Thursday, August 13, 2009

Another Ordinary Miracle

Last week my youngest daughter went to have a sleepover at her grandparents' house so that the rest of the family could go to a "big kid movie." They checked the schedule on their HBO OnDemand and asked her if she'd like to watch Babe, ("It's a movie about a pig," they'd said...), to which she replied, "Oh, yes, I love that movie!"

Interesting, since EL had never seen that movie.

She watched and watched, frequently indicating, "I don't remember this part. This isn't what I remember."

Apparently she had actually been anticipating the live-action Charlotte's Web. Understandable mistake if you're 8 and don't own either movie, I suppose, but it totally ruined for her the fun experience that Babe would have been had she not been expecting something else.

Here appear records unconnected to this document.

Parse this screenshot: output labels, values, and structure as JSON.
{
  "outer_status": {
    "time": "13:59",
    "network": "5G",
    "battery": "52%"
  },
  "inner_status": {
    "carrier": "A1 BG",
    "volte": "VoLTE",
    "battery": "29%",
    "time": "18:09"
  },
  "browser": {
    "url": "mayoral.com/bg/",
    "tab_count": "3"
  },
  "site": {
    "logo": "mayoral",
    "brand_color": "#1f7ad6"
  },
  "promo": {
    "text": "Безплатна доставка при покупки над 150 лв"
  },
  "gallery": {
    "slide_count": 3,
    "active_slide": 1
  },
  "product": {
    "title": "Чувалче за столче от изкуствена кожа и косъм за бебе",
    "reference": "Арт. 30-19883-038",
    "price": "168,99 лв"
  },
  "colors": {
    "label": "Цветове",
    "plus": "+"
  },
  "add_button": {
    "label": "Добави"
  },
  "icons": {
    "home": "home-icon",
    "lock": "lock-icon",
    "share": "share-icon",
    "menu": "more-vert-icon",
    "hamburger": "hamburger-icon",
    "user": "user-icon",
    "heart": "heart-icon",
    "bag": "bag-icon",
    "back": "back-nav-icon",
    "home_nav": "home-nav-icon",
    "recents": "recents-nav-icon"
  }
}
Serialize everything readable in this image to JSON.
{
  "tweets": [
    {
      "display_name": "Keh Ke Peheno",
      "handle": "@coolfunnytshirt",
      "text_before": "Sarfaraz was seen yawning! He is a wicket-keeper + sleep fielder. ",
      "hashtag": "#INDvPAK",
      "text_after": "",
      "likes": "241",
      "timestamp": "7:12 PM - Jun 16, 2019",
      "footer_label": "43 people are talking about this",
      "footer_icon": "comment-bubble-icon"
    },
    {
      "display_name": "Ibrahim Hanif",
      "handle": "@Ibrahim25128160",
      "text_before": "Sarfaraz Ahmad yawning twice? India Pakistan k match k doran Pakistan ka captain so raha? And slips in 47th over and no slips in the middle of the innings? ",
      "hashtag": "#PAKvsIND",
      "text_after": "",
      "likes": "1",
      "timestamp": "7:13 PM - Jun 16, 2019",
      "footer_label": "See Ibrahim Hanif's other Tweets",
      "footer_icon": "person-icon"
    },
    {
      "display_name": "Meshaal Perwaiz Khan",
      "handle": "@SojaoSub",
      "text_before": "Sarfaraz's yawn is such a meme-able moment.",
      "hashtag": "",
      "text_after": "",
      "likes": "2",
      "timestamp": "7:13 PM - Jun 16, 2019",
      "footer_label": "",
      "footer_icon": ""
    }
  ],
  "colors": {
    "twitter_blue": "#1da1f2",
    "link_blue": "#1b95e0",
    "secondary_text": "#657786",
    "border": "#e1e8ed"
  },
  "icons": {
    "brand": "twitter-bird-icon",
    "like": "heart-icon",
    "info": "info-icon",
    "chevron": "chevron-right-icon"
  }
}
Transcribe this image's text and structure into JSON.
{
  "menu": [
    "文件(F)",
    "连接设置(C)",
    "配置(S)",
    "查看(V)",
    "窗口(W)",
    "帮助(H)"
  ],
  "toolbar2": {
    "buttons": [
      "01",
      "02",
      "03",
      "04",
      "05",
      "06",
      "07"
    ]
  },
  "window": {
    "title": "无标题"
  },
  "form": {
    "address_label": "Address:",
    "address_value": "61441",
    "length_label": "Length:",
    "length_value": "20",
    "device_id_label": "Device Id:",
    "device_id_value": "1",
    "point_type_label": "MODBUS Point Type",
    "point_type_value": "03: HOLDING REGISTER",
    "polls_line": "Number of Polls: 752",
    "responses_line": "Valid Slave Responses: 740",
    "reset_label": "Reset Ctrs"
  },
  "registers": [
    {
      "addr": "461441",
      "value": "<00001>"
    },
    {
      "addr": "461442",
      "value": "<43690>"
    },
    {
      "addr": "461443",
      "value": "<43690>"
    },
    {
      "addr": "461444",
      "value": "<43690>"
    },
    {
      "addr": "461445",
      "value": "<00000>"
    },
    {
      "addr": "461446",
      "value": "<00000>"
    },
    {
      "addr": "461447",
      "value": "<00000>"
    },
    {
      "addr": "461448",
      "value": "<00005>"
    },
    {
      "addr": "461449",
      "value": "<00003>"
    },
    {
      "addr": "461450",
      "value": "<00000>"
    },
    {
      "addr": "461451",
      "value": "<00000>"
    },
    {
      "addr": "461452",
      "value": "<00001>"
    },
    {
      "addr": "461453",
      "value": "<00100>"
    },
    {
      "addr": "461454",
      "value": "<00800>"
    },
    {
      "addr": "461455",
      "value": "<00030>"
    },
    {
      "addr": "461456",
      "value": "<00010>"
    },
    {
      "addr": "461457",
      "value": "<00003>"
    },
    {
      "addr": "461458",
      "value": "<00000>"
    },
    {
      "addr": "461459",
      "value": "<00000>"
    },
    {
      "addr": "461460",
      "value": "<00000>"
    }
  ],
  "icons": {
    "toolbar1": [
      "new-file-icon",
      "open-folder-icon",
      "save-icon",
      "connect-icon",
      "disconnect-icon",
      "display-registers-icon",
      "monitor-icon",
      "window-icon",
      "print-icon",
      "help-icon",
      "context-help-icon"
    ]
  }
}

Although I can't go back and change her sullied opinion of the Babe movie, I was able to redeem the experience (and also the dreary, rainy day) by taking her to the free summer showing of Charlotte's Web at the local movie theater today.

Confession: the live-action Charlotte's Web movie makes me cry. The conversation went something like this:

"You're crying over a spider dying?"

"No, of course not. They don't play that story like real animals, honey. She is like a real person in relationship with a bunch of other real people. I cry because it is moving to watch Wilbur lose his dearest friend. She was the first person to befriend him when he was new in the barn, lonely and scared. He was the first person to befriend her and to recognize her as beautiful. She was portrayed as very neat (intelligent and deep and kind and pensive and thoughtful), and she was faithful and kept her promises and loved Wilbur selflessly. Their friendship was special. And so it is sad to me when she is dying, and Wilbur is having to say goodbye."

E. B. White was not quite so sappy, but I think the book has some profound ideas, expressed in some profound lines in the movie...

"I don't know, but it has happened... at a time when we really don't see many miraculous things. Well, maybe we do. Maybe they're all right there around us everyday, and we just don't know where to look..."

"...the web itself is a miracle... no one taught the spider how to make a web. He just knows. Don't you think that is a miracle?"

"...it is called a childhood phase... and, sadly, she will outgrow it..."

And perhaps the most poignant of all, as we approach the end of August: "Over and gone. Over and gone. Summer is dying, dying..."

And so we move, far too quickly, into the next fleeting season of the next fleeting year in this ordinary, miraculous life. I am once again reminded how important it is to make every day count.

1 comment:

mamasonstage said...

oh, laurie, i cried like a baby when we saw Charlotte's Web in the theater. my first-born kept checking up on me saying, "mommy, are you okay?" and "mommy, you know this isn't real." :) also, i was driving with a friend the other day, and a spider had spun a web on her side mirror. even at speeds of 50 mph, that web would not break, and the spider remained on it. i absolutely thought it was miraculous! totally amazing! we worship a fabulously miraculous Creator! thanks for sharing the story.